A medida que andamos, me relajo un poco. Cada paso nos acerca más a estar a salvo. En cuanto tengamos los billetes ya estaremos de camino. Cuando miras las cosas una a una ya no asustan tanto. —¿Una galleta? —me pregunta Charlie, ofreciéndome el paquete. Cojo una y brindamos al aire como si fueran copas de vino. —¡El desayuno de los campeones! —exclamo. Durante un momento caminamos uno al lado del otro, masticando las galletas y sin decir nada. Es raro estar en silencio cuando Charlie está cerca, y no dura mucho. —Todavía no me has dicho adónde vamos —me recuerda. Ha encontrado un palo y lo arrastra repiqueteando por las rejas del exterior de una iglesia. —A un sitio que está bien, te lo prometo —le contesto; todavía es pronto para que lo sepa. Tengo que cambiar de tema—. ¿Te pregunto las tablas de multiplicar? Siempre intento ayudarlo con los deberes. Le cuesta el cole porque no puede concentrarse en nada y es un poco hiperactivo. Mamá dice que es algo normal en los niños prematuros. Siempre se las tiene con los profesores por este tema porque no se puede esperar que aprenda como los demás, ¿no? Si lo dejaran usar la imaginación en lugar de intentar llenar su pobre cabeza con un montón de información inútil, entonces tal vez tendría una oportunidad en la vida. Mamá es muy sensible con todo lo que tiene que ver con Charlie. Y en parte tiene razón: todos piensan que es tonto, pero en algunas cosas es megalisto. Lo que pasa es que su cerebro funciona de otra manera. Aun así, a veces los profesores tienen su punto. Cuando estaba en tercero, llegó una carta a casa que decía: «Charlie no ha terminado la prueba de deletrear palabras de hoy porque pretendía hacernos creer que era una tortuga». A papá le pareció divertidísima y la colgó en la nevera. —¿Las tablas de multiplicar? ¿En sábado? —dice Charlie, bajando el palo. Las mangas de la chaqueta se le caen en el acto—.

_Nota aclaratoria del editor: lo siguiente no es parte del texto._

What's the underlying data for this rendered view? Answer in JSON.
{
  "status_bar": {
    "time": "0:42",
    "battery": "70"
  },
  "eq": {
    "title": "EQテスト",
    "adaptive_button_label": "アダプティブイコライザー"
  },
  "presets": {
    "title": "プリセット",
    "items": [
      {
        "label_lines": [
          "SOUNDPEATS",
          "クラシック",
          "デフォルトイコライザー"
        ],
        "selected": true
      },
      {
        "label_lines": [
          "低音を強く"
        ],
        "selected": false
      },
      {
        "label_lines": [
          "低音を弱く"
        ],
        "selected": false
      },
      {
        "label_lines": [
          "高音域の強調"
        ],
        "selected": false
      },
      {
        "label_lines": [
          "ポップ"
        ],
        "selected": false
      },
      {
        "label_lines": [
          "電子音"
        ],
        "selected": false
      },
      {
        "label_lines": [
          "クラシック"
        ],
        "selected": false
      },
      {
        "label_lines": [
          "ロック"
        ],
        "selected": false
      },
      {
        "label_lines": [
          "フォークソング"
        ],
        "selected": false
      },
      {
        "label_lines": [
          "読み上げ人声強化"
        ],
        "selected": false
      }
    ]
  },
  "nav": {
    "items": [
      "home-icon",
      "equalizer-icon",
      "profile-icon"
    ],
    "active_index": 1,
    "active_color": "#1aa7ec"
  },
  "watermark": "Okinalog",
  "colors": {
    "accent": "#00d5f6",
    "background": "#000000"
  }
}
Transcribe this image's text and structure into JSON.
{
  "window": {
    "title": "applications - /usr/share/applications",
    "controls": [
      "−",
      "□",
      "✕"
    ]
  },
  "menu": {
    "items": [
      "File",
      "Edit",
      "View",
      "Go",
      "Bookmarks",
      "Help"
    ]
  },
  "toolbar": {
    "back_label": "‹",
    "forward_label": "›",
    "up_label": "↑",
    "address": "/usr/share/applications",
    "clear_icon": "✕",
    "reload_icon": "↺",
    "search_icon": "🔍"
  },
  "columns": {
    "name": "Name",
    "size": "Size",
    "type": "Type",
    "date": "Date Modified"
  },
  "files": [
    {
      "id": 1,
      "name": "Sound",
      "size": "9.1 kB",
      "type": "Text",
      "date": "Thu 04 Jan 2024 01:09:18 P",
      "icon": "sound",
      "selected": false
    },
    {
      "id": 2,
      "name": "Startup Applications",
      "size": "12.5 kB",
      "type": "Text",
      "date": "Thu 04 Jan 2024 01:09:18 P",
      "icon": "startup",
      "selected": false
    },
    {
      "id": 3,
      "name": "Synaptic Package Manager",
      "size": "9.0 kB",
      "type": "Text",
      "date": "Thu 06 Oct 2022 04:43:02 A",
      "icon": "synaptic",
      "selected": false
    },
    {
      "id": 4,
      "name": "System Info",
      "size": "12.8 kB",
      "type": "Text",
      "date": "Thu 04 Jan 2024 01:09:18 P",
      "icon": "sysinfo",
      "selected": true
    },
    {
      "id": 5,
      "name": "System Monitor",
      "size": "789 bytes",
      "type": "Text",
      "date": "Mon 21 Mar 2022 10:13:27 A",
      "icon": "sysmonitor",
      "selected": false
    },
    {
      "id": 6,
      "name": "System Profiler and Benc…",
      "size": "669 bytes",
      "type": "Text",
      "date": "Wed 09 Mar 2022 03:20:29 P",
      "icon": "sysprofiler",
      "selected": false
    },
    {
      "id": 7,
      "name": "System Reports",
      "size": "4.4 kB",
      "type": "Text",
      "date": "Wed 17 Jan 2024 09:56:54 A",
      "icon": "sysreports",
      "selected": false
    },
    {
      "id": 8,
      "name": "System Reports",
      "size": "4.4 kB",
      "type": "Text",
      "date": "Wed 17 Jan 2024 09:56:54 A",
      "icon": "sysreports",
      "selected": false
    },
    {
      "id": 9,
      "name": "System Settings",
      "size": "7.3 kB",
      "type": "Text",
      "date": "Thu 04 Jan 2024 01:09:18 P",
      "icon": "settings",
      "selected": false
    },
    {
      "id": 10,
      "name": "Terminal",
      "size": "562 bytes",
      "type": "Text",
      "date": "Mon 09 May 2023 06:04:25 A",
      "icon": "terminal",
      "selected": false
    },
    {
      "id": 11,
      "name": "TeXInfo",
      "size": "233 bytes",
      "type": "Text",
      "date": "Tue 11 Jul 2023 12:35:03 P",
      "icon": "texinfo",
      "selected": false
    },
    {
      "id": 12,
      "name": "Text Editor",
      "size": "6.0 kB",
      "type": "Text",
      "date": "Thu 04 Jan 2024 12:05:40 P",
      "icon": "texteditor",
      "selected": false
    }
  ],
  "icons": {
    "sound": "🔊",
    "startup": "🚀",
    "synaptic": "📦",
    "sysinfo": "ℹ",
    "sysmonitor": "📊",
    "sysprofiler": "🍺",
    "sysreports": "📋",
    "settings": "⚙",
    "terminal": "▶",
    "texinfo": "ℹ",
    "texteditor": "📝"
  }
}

¡Eso es explotación infantil! Voy a llamar a la protectora de animales. —¿Qué? —pregunto—. ¿A la protectora de animales? —Sí —contesta Charlie, como si eso fuera exactamente lo que quería decir—. Les diré que tienes un cerdo en una caja de zapatos y que… que le tiras dardos y le haces fumar cigarrillos. Te encerrarán y entonces yo estaré a salvo. Se me escapa la risa. —Va. ¿Qué tabla estás aprendiendo ahora? —La del uno —dice de inmediato—. Uno por uno es uno; uno por dos, dos… —¡Venga ya! —lo corto, dándole un golpe suave en el brazo—. Nadie estudia la tabla del uno. Vamos a hacer la del ocho. Ocho por uno, ocho; ocho por dos… Charlie mira hacia ninguna parte y se rasca la cabeza. —Mmm… catorce… —Inténtalo de nuevo. —Doce… No, diecisiete. —No puede ser diecisiete… —suspiro. Intento tener paciencia con él, pero soy muy bueno en mates y trabajar con Charlie puede ser altamente frustrante—. Ya te lo he explicado muchas veces. El diecisiete no está en ninguna tabla. Es un número primo. Decirle esto ha sido un error. Al momento ya está desviando el tema. —¿Un número primo? ¿Y de quién es primo? —dice, y antes de que yo pueda responder, él se lanza—: Si yo fuera primo de un número iría con él a todas partes. Llegamos a un semáforo en rojo y pulso el botón. —¿Por qué? —le pregunto, estrujándome el cerebro para entenderlo. —Sería guay.

Todo el mundo nos miraría. Se queda pensativo un momento.